Corona-Spezial: Aktivitäten der ESF-Standorte "Perspektive Wiedereinstieg" in Zeiten der Pandemie
- Datum
- 31.08.2021
Beruflicher Wiedereinstieg im "Online-Format", von Null auf Hundert auf digitale Formate umsteigen, im Homeoffice arbeiten bzw. lernen, Bewerbungsverfahren online zu meistern: Durch die Corona-Pandemie hat die Digitalisierung für Projektträger und Teilnehmende an den ESF-Standorten "Perspektive Wiedereinstieg - Potenziale erschließen" (kurz "PWE") einen enormen Schub erhalten. Wie der Wiedereinstieg auch "online" gelingt, berichten die Wiedereinstiegsberaterinnen Monika Wegat und Bettina Meier sowie Teilnehmende vom ESF-Standort München im Interview mit den Programmumsetzer*innen von "PWE".

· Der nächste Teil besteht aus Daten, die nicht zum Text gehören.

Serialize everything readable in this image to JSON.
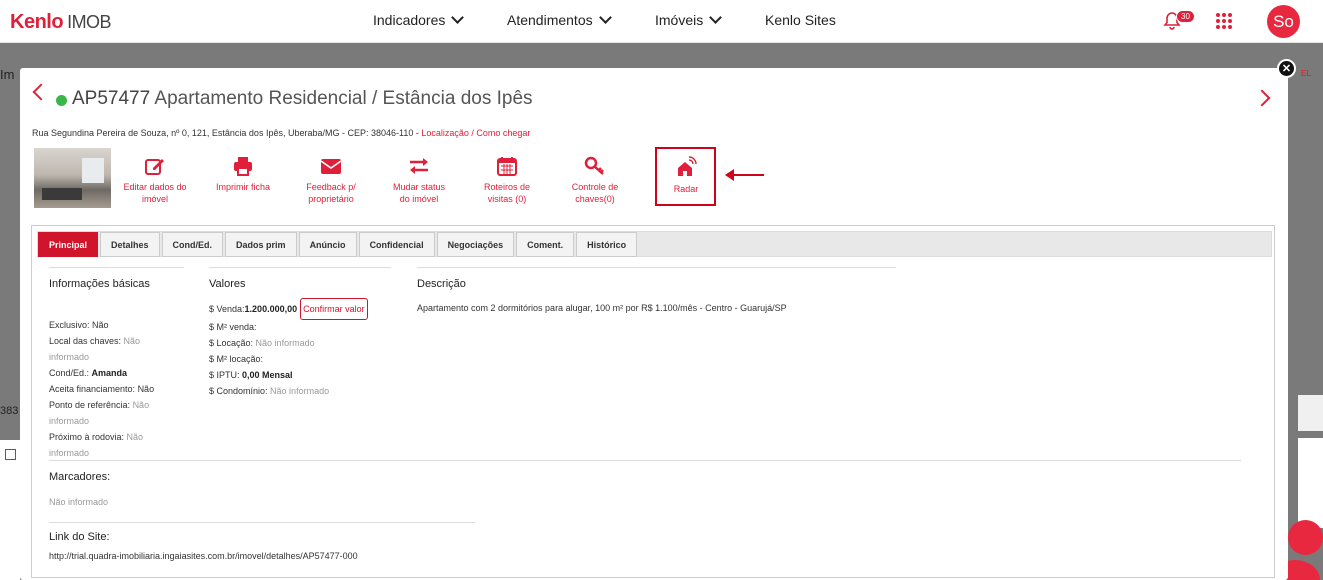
{
  "topbar": {
    "logo_main": "Kenlo",
    "logo_sub": "IMOB",
    "nav": [
      {
        "label": "Indicadores"
      },
      {
        "label": "Atendimentos"
      },
      {
        "label": "Imóveis"
      },
      {
        "label": "Kenlo Sites"
      }
    ],
    "notification_count": "30",
    "avatar_initials": "So"
  },
  "background": {
    "left_frag_1": "Im",
    "left_frag_2": "383",
    "right_frag": "EL"
  },
  "modal": {
    "code": "AP57477",
    "title": "Apartamento Residencial / Estância dos Ipês",
    "address": "Rua Segundina Pereira de Souza, nº 0, 121, Estância dos Ipês, Uberaba/MG - CEP: 38046-110 - ",
    "address_link1": "Localização",
    "address_sep": " / ",
    "address_link2": "Como chegar",
    "actions": [
      {
        "label1": "Editar dados do",
        "label2": "imóvel",
        "icon": "edit-icon"
      },
      {
        "label1": "Imprimir ficha",
        "label2": "",
        "icon": "printer-icon"
      },
      {
        "label1": "Feedback p/",
        "label2": "proprietário",
        "icon": "mail-icon"
      },
      {
        "label1": "Mudar status",
        "label2": "do imóvel",
        "icon": "exchange-icon"
      },
      {
        "label1": "Roteiros de",
        "label2": "visitas (0)",
        "icon": "calendar-icon"
      },
      {
        "label1": "Controle de",
        "label2": "chaves(0)",
        "icon": "key-icon"
      },
      {
        "label1": "Radar",
        "label2": "",
        "icon": "radar-home-icon"
      }
    ],
    "tabs": [
      "Principal",
      "Detalhes",
      "Cond/Ed.",
      "Dados prim",
      "Anúncio",
      "Confidencial",
      "Negociações",
      "Coment.",
      "Histórico"
    ],
    "info": {
      "title": "Informações básicas",
      "exclusivo_label": "Exclusivo: ",
      "exclusivo_value": "Não",
      "local_chaves_label": "Local das chaves: ",
      "local_chaves_value1": "Não",
      "local_chaves_value2": "informado",
      "cond_label": "Cond/Ed.: ",
      "cond_value": "Amanda",
      "financ_label": "Aceita financiamento: ",
      "financ_value": "Não",
      "ref_label": "Ponto de referência: ",
      "ref_value1": "Não",
      "ref_value2": "informado",
      "rodovia_label": "Próximo à rodovia: ",
      "rodovia_value1": "Não",
      "rodovia_value2": "informado"
    },
    "valores": {
      "title": "Valores",
      "venda_label": "$ Venda: ",
      "venda_value": "1.200.000,00",
      "confirm_button": "Confirmar valor",
      "m2_venda": "$ M² venda:",
      "locacao_label": "$ Locação: ",
      "locacao_value": "Não informado",
      "m2_locacao": "$ M² locação:",
      "iptu_label": "$ IPTU: ",
      "iptu_value": "0,00 Mensal",
      "cond_label": "$ Condomínio: ",
      "cond_value": "Não informado"
    },
    "descricao": {
      "title": "Descrição",
      "text": "Apartamento com 2 dormitórios para alugar, 100 m² por R$ 1.100/mês - Centro - Guarujá/SP"
    },
    "marcadores": {
      "title": "Marcadores:",
      "value": "Não informado"
    },
    "link_site": {
      "title": "Link do Site:",
      "value": "http://trial.quadra-imobiliaria.ingaiasites.com.br/imovel/detalhes/AP57477-000"
    }
  },
  "colors": {
    "accent": "#e0203a",
    "status_green": "#3bb54a",
    "highlight_red": "#d0021b"
  }
}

Der Projektträger power_m für den ESF-Standort München ist ein Verbund aus sechs spezialisierten Beratungs- und Weiterbildungseinrichtungen sowie dem Referat für Arbeit und Wirtschaft als Teil der Stadtverwaltung Münchens.

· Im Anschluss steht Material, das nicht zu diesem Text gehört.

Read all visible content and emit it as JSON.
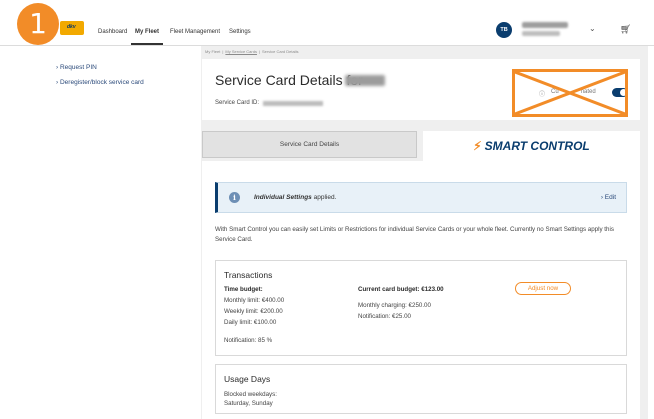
{
  "step_badge": "1",
  "nav": {
    "items": [
      {
        "label": "Dashboard",
        "active": false
      },
      {
        "label": "My Fleet",
        "active": true
      },
      {
        "label": "Fleet Management",
        "active": false
      },
      {
        "label": "Settings",
        "active": false
      }
    ],
    "avatar_initials": "TB"
  },
  "sidebar": {
    "links": [
      "Request PIN",
      "Deregister/block service card"
    ]
  },
  "breadcrumb": [
    "My Fleet",
    "My Service Cards",
    "Service Card Details"
  ],
  "header": {
    "title": "Service Card Details for",
    "card_id_label": "Service Card ID:"
  },
  "toggle_area": {
    "label_visible": "Cu",
    "label_tail": "nated"
  },
  "tabs": {
    "details": "Service Card Details",
    "smart": "SMART CONTROL"
  },
  "alert": {
    "bold": "Individual Settings",
    "rest": "applied.",
    "edit": "Edit"
  },
  "intro": "With Smart Control you can easily set Limits or Restrictions for individual Service Cards or your whole fleet. Currently no Smart Settings apply this Service Card.",
  "transactions": {
    "title": "Transactions",
    "time_budget_label": "Time budget:",
    "monthly_limit": "Monthly limit: €400.00",
    "weekly_limit": "Weekly limit: €200.00",
    "daily_limit": "Daily limit: €100.00",
    "notification_pct": "Notification: 85 %",
    "current_budget": "Current card budget: €123.00",
    "monthly_charging": "Monthly charging: €250.00",
    "notification_amt": "Notification: €25.00",
    "adjust_button": "Adjust now"
  },
  "usage_days": {
    "title": "Usage Days",
    "blocked_label": "Blocked weekdays:",
    "blocked_days": "Saturday, Sunday"
  },
  "colors": {
    "accent": "#f28c28",
    "brand_blue": "#0a3d6e",
    "logo_yellow": "#f2a900"
  }
}
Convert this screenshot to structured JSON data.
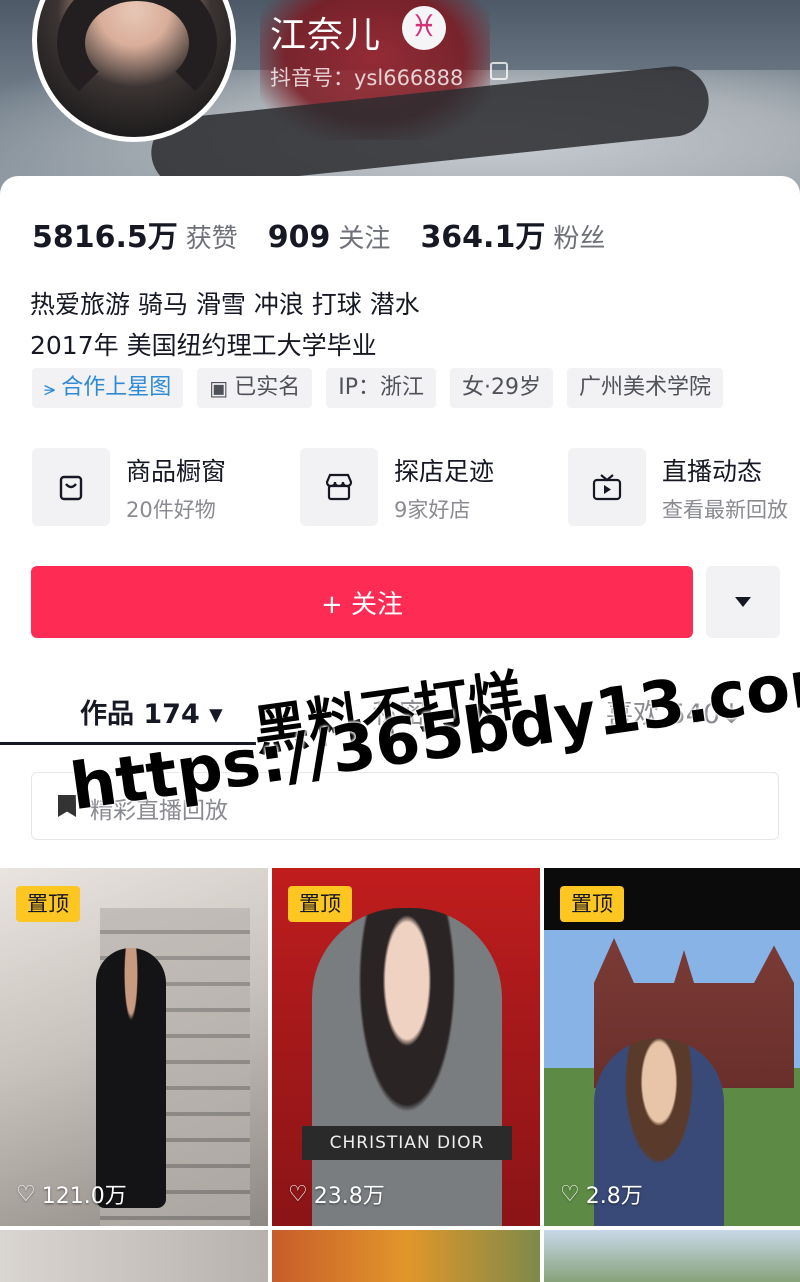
{
  "profile": {
    "name": "江奈儿",
    "zodiac_glyph": "♓",
    "douyin_id": "抖音号：ysl666888"
  },
  "stats": [
    {
      "value": "5816.5万",
      "label": "获赞"
    },
    {
      "value": "909",
      "label": "关注"
    },
    {
      "value": "364.1万",
      "label": "粉丝"
    }
  ],
  "bio": {
    "line1": "热爱旅游 骑马 滑雪 冲浪 打球 潜水",
    "line2": "2017年 美国纽约理工大学毕业"
  },
  "tags": [
    {
      "label": "合作上星图",
      "icon": "send-icon"
    },
    {
      "label": "已实名",
      "icon": "id-card-icon"
    },
    {
      "label": "IP：浙江"
    },
    {
      "label": "女·29岁"
    },
    {
      "label": "广州美术学院"
    }
  ],
  "features": [
    {
      "title": "商品橱窗",
      "subtitle": "20件好物",
      "icon": "shopping-bag-icon"
    },
    {
      "title": "探店足迹",
      "subtitle": "9家好店",
      "icon": "store-icon"
    },
    {
      "title": "直播动态",
      "subtitle": "查看最新回放",
      "icon": "tv-play-icon"
    }
  ],
  "actions": {
    "follow_label": "+ 关注"
  },
  "tabs": {
    "works_label": "作品 174",
    "second_label": "私密",
    "likes_label": "喜欢 540↓"
  },
  "collection_bar": {
    "text": "精彩直播回放"
  },
  "videos": [
    {
      "pinned": "置顶",
      "likes": "121.0万"
    },
    {
      "pinned": "置顶",
      "likes": "23.8万",
      "shirt_text": "CHRISTIAN DIOR"
    },
    {
      "pinned": "置顶",
      "likes": "2.8万"
    }
  ],
  "watermark": {
    "line1": "黑料不打烊",
    "line2": "https://365bdy13.com"
  },
  "colors": {
    "accent": "#fe2c55",
    "pin_badge": "#fdc620",
    "link_blue": "#2e8ad6"
  }
}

perspektive-wiedereinstieg.de: Die Pandemie beherrscht unseren Alltag mittlerweile seit einigen Monaten, wie hat sich Ihr Alltag in der Begleitung von Wiedereinsteigenden verändert?

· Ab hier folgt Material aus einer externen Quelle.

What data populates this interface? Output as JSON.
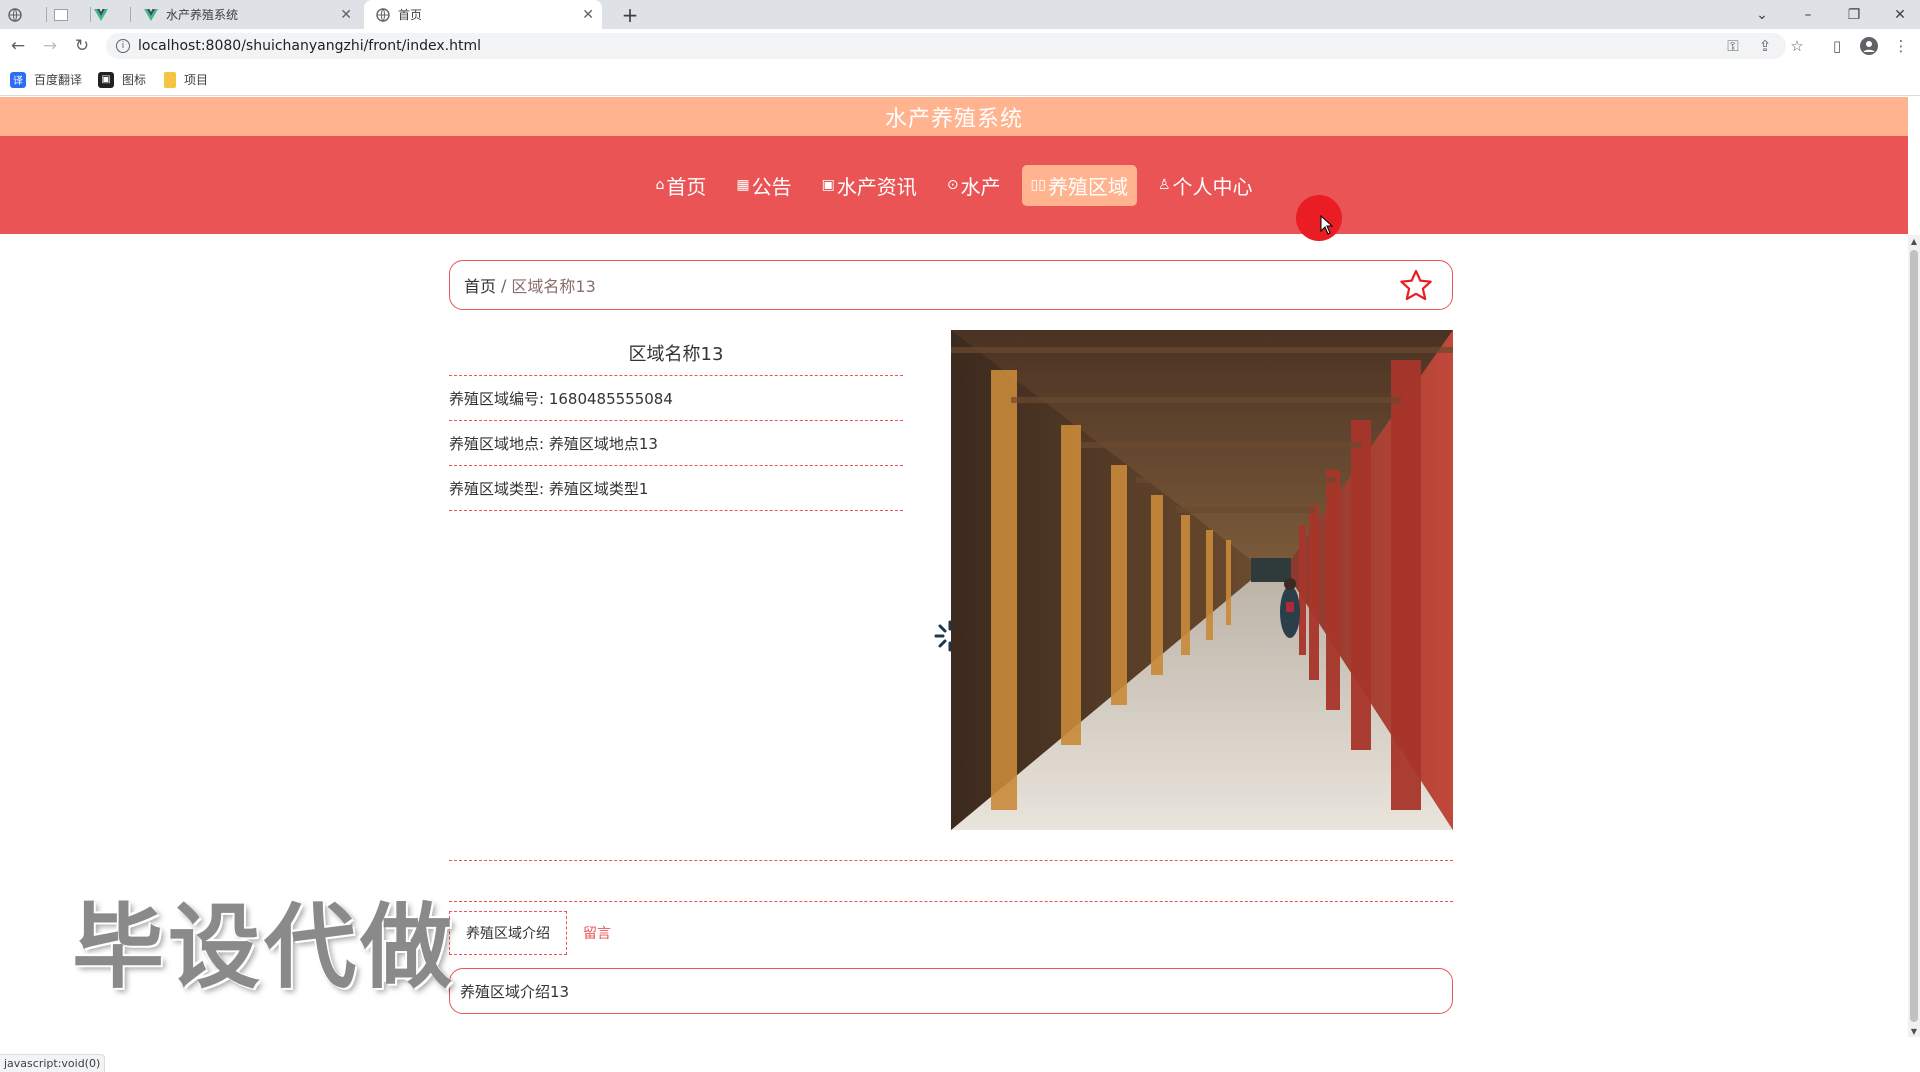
{
  "browser": {
    "tabs": [
      {
        "title": "",
        "icon": "globe-icon"
      },
      {
        "title": "",
        "icon": "blank-page-icon"
      },
      {
        "title": "",
        "icon": "vue-logo-icon"
      },
      {
        "title": "水产养殖系统",
        "icon": "vue-logo-icon"
      },
      {
        "title": "首页",
        "icon": "globe-icon",
        "active": true
      }
    ],
    "url": "localhost:8080/shuichanyangzhi/front/index.html",
    "bookmarks": [
      {
        "label": "百度翻译",
        "icon": "translate-icon",
        "color": "#2b6ef2"
      },
      {
        "label": "图标",
        "icon": "image-icon",
        "color": "#222222"
      },
      {
        "label": "项目",
        "icon": "folder-icon",
        "color": "#f4c542"
      }
    ],
    "status_link": "javascript:void(0)"
  },
  "site": {
    "title": "水产养殖系统",
    "nav": [
      {
        "label": "首页",
        "icon": "home-icon",
        "glyph": "⌂"
      },
      {
        "label": "公告",
        "icon": "notice-icon",
        "glyph": "▦"
      },
      {
        "label": "水产资讯",
        "icon": "grid-icon",
        "glyph": "▣"
      },
      {
        "label": "水产",
        "icon": "fish-icon",
        "glyph": "⊙"
      },
      {
        "label": "养殖区域",
        "icon": "area-icon",
        "glyph": "▯▯",
        "active": true
      },
      {
        "label": "个人中心",
        "icon": "user-icon",
        "glyph": "♙"
      }
    ]
  },
  "breadcrumb": {
    "home": "首页",
    "separator": "/",
    "current": "区域名称13"
  },
  "detail": {
    "name": "区域名称13",
    "rows": [
      "养殖区域编号: 1680485555084",
      "养殖区域地点: 养殖区域地点13",
      "养殖区域类型: 养殖区域类型1"
    ]
  },
  "tabs": {
    "intro": "养殖区域介绍",
    "comments": "留言"
  },
  "intro_text": "养殖区域介绍13",
  "watermark": "毕设代做",
  "colors": {
    "header_top": "#ffb48f",
    "nav_bg": "#ea5455",
    "accent": "#ea5455"
  }
}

Monika Wegat: Unser Arbeitsalltag hat sich während der Corona-Pandemie stark verändert. Wir mussten die gesamten Angebote für das Beratungs- und Unterstützungsmanagement neu konzipieren. Auch für unsere Teilnehmenden veränderte sich natürlich einiges: Homeoffice, Homeschooling, fehlende bzw. schwer planbare Kinderbetreuung, Quarantänemaßnahmen und Kontaktbeschränkungen. Jetzt war es von entscheidender Bedeutung, sich auf digitale Kommunikationsprozesse einzulassen. Von der Teambesprechung über das Beratungs- und Coaching-Angebot bis hin zu Seminaren, alles fand komplett online statt. Ein Update der diesbezüglichen Kompetenzen war für alle Beteiligten wichtiger denn je. Das Stichwort "lebenslanges Lernen" bekam im wahrsten Sinne des Wortes von heute auf morgen eine neue Bedeutung. Doch der Digitalisierungsprozess hat durch diese Situation auch einen enormen Schub bekommen. Die Selbstverständlichkeit beim Nutzen digitaler Medien ist stark gestiegen. Auch bei den administrativen und organisatorischen Abläufen im Unterstützungsmanagement waren wir gefragt, neue Routinen zu entwickeln. Die zeitliche Verfügbarkeit der Teilnehmenden variierte aus o.g. Gründen stark. Für den power_m-Verbund bedeutete dies, auch Nachmittags- und Abendangebote vorzuhalten, um den Wiedereinsteigenden die Teilnahme an Seminaren zu ermöglichen. Trotz unserer großen Flexibilität im Beratungsprozess mussten wir allerdings zahlreiche kurzfristige Absagen wegen fehlender Kinderbetreuung verzeichnen.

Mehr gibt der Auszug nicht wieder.